最初にお話を伺ったのは、東京・荻窪でTitleという本屋さんを営む、辻山良雄さんです。参考にしたのは、辻山さんのご著書『本屋、はじめました 新刊書店Titleの冒険』増補版。ここには、辻山さんの幼い頃の本への愛着から始まり、学生時代の本との出会い直し、そして書店員として働き、自分のお店を持つまでの「個人的な仕事史」が書かれています。

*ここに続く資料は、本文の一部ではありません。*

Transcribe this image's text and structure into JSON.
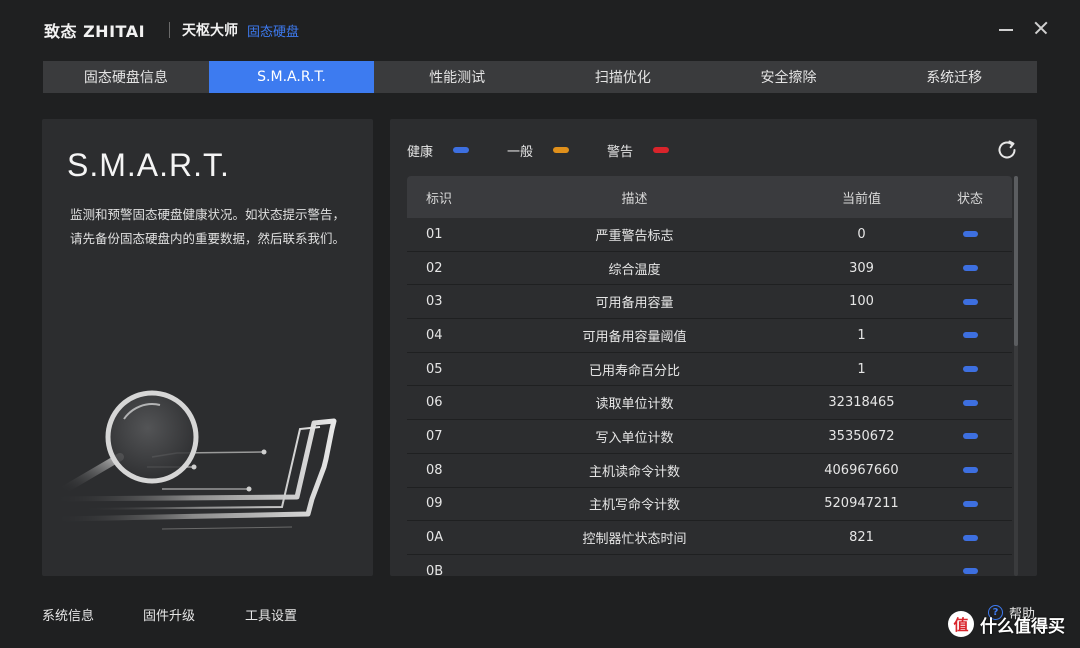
{
  "titlebar": {
    "brand": "致态 ZHITAI",
    "product": "天枢大师",
    "product_sub": "固态硬盘"
  },
  "tabs": [
    {
      "label": "固态硬盘信息",
      "active": false
    },
    {
      "label": "S.M.A.R.T.",
      "active": true
    },
    {
      "label": "性能测试",
      "active": false
    },
    {
      "label": "扫描优化",
      "active": false
    },
    {
      "label": "安全擦除",
      "active": false
    },
    {
      "label": "系统迁移",
      "active": false
    }
  ],
  "left": {
    "title": "S.M.A.R.T.",
    "description": "监测和预警固态硬盘健康状况。如状态提示警告，请先备份固态硬盘内的重要数据，然后联系我们。"
  },
  "legend": [
    {
      "label": "健康",
      "color": "#3d6fe0"
    },
    {
      "label": "一般",
      "color": "#e0901b"
    },
    {
      "label": "警告",
      "color": "#d9242b"
    }
  ],
  "table": {
    "headers": {
      "id": "标识",
      "desc": "描述",
      "value": "当前值",
      "state": "状态"
    },
    "rows": [
      {
        "id": "01",
        "desc": "严重警告标志",
        "value": "0",
        "state": "健康"
      },
      {
        "id": "02",
        "desc": "综合温度",
        "value": "309",
        "state": "健康"
      },
      {
        "id": "03",
        "desc": "可用备用容量",
        "value": "100",
        "state": "健康"
      },
      {
        "id": "04",
        "desc": "可用备用容量阈值",
        "value": "1",
        "state": "健康"
      },
      {
        "id": "05",
        "desc": "已用寿命百分比",
        "value": "1",
        "state": "健康"
      },
      {
        "id": "06",
        "desc": "读取单位计数",
        "value": "32318465",
        "state": "健康"
      },
      {
        "id": "07",
        "desc": "写入单位计数",
        "value": "35350672",
        "state": "健康"
      },
      {
        "id": "08",
        "desc": "主机读命令计数",
        "value": "406967660",
        "state": "健康"
      },
      {
        "id": "09",
        "desc": "主机写命令计数",
        "value": "520947211",
        "state": "健康"
      },
      {
        "id": "0A",
        "desc": "控制器忙状态时间",
        "value": "821",
        "state": "健康"
      },
      {
        "id": "0B",
        "desc": "",
        "value": "",
        "state": "健康"
      }
    ]
  },
  "footer": {
    "system_info": "系统信息",
    "firmware": "固件升级",
    "tools": "工具设置",
    "help": "帮助",
    "help_glyph": "?"
  },
  "watermark": {
    "badge": "值",
    "text": "什么值得买"
  },
  "icons": {
    "refresh": "refresh-icon",
    "help": "help-icon",
    "minimize": "minimize-icon",
    "close": "close-icon"
  }
}
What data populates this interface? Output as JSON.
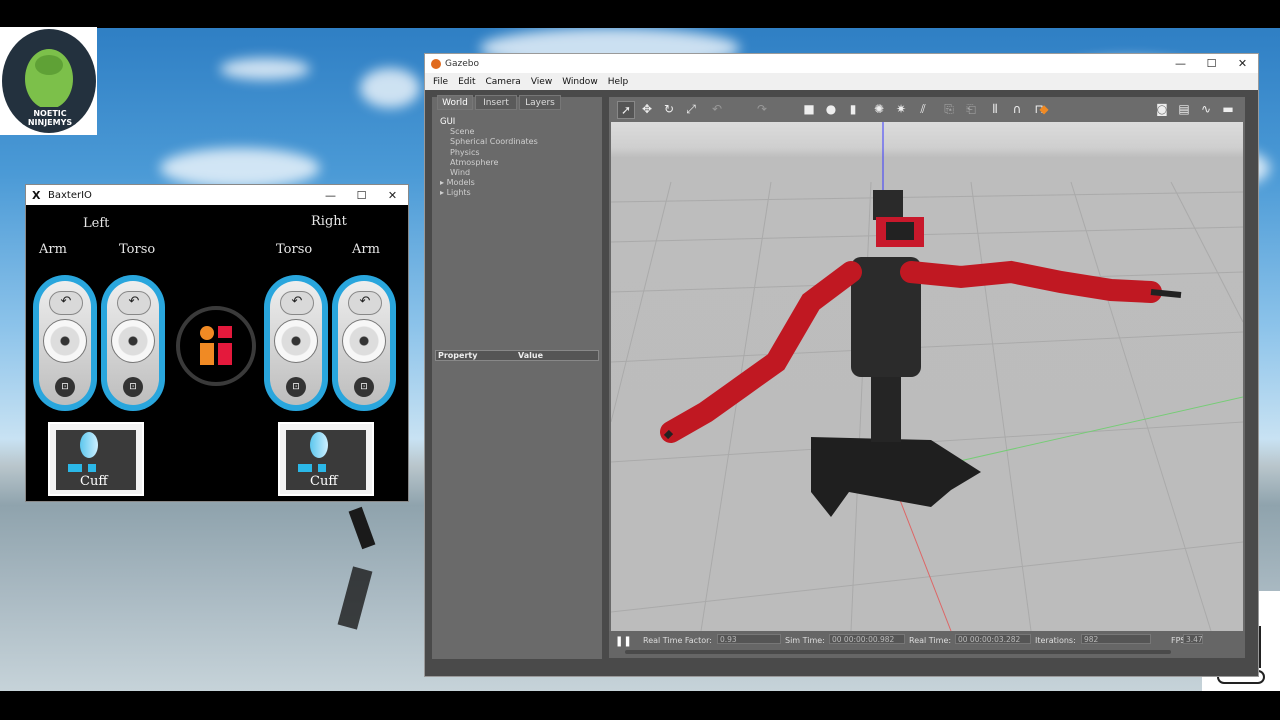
{
  "desktop": {
    "logo_left_text": "NOETIC NINJEMYS"
  },
  "baxter_window": {
    "title": "BaxterIO",
    "minimize": "—",
    "maximize": "☐",
    "close": "✕",
    "left_label": "Left",
    "right_label": "Right",
    "arm_label": "Arm",
    "torso_label": "Torso",
    "cuff_label": "Cuff",
    "back_glyph": "↶",
    "nav_glyph": "⊡",
    "colors": {
      "accent": "#29a6dd",
      "orange": "#f08a24",
      "red": "#e4193c"
    }
  },
  "gazebo_window": {
    "title": "Gazebo",
    "minimize": "—",
    "maximize": "☐",
    "close": "✕",
    "menu": [
      "File",
      "Edit",
      "Camera",
      "View",
      "Window",
      "Help"
    ],
    "tabs": [
      "World",
      "Insert",
      "Layers"
    ],
    "tree": {
      "root": "GUI",
      "items": [
        "Scene",
        "Spherical Coordinates",
        "Physics",
        "Atmosphere",
        "Wind"
      ],
      "expandable": [
        "Models",
        "Lights"
      ]
    },
    "property_header": [
      "Property",
      "Value"
    ],
    "toolbar_icons": [
      "select-arrow-icon",
      "translate-icon",
      "rotate-icon",
      "scale-icon",
      "undo-icon",
      "redo-icon",
      "box-icon",
      "sphere-icon",
      "cylinder-icon",
      "point-light-icon",
      "spot-light-icon",
      "directional-light-icon",
      "copy-icon",
      "paste-icon",
      "align-icon",
      "snap-icon",
      "joint-icon",
      "model-color-icon",
      "screenshot-icon",
      "log-icon",
      "plot-icon",
      "video-icon"
    ],
    "status": {
      "pause": "❚❚",
      "real_time_factor_label": "Real Time Factor:",
      "real_time_factor_value": "0.93",
      "sim_time_label": "Sim Time:",
      "sim_time_value": "00 00:00:00.982",
      "real_time_label": "Real Time:",
      "real_time_value": "00 00:00:03.282",
      "iterations_label": "Iterations:",
      "iterations_value": "982",
      "fps_label": "FPS:",
      "fps_value": "3.47"
    }
  }
}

この本に限らず、私は辻山さんの文章を読んで涙ぐんでしまうことがしばしばあります。たいていそれはエッセイや本の紹介のような短い文章なのですが、考え抜かれた端正な言葉遣いに触れると、「多くの本を血肉にしてきた方は違うなあ」と感じます。インタビュー初回で力が入っていた私に対して、辻山さんは淡々と、でもとても大切なことを伝えてくれました。インタビューの流れはほぼ変えずに掲載していますので、よろしければどうぞ(全4回の記事です)。

つじやま・よしお
1972年、神戸市生まれ。 97年早稲田大学政経学部卒、リブロ入社。2015年に退職し、16年1月に東京・荻窪に本屋とカフェとギャラリーの店「Title」を開店。新聞や雑誌などでの書評、カフェや美術館のブックセレクションも手掛ける。著書に『小さな声、光る棚 新刊書店Titleの日常』(幻冬舎)、『本屋、はじめました 増補版』(ちくま文庫)、『365日のほん』(河出書房新書)。共著に『ことばの生まれる景色』(ナナロク社)。

人の話はあまり聞かない

室谷 個人的な取材を受けてくださり、ありがとうございます。雑誌とかwebサイトの取材じゃなくて申し訳ないです。

辻山 いえ、大丈夫ですよ。

室谷 私はシンクタンク出身で企業取材の経験が多いことから、独立後も経営者インタビューをはじめ、ビジネス系のライターをメインでやってきました。一方で、Titleさんにも置いていただいているリトルプレス『大人ごはん』を作るようになって、いわゆる暮らし系のメディアでも仕事をいただくようになりました。それで今は、たぶんライターとしては珍しいことですが、全く異なる2つの分野で仕事をしています。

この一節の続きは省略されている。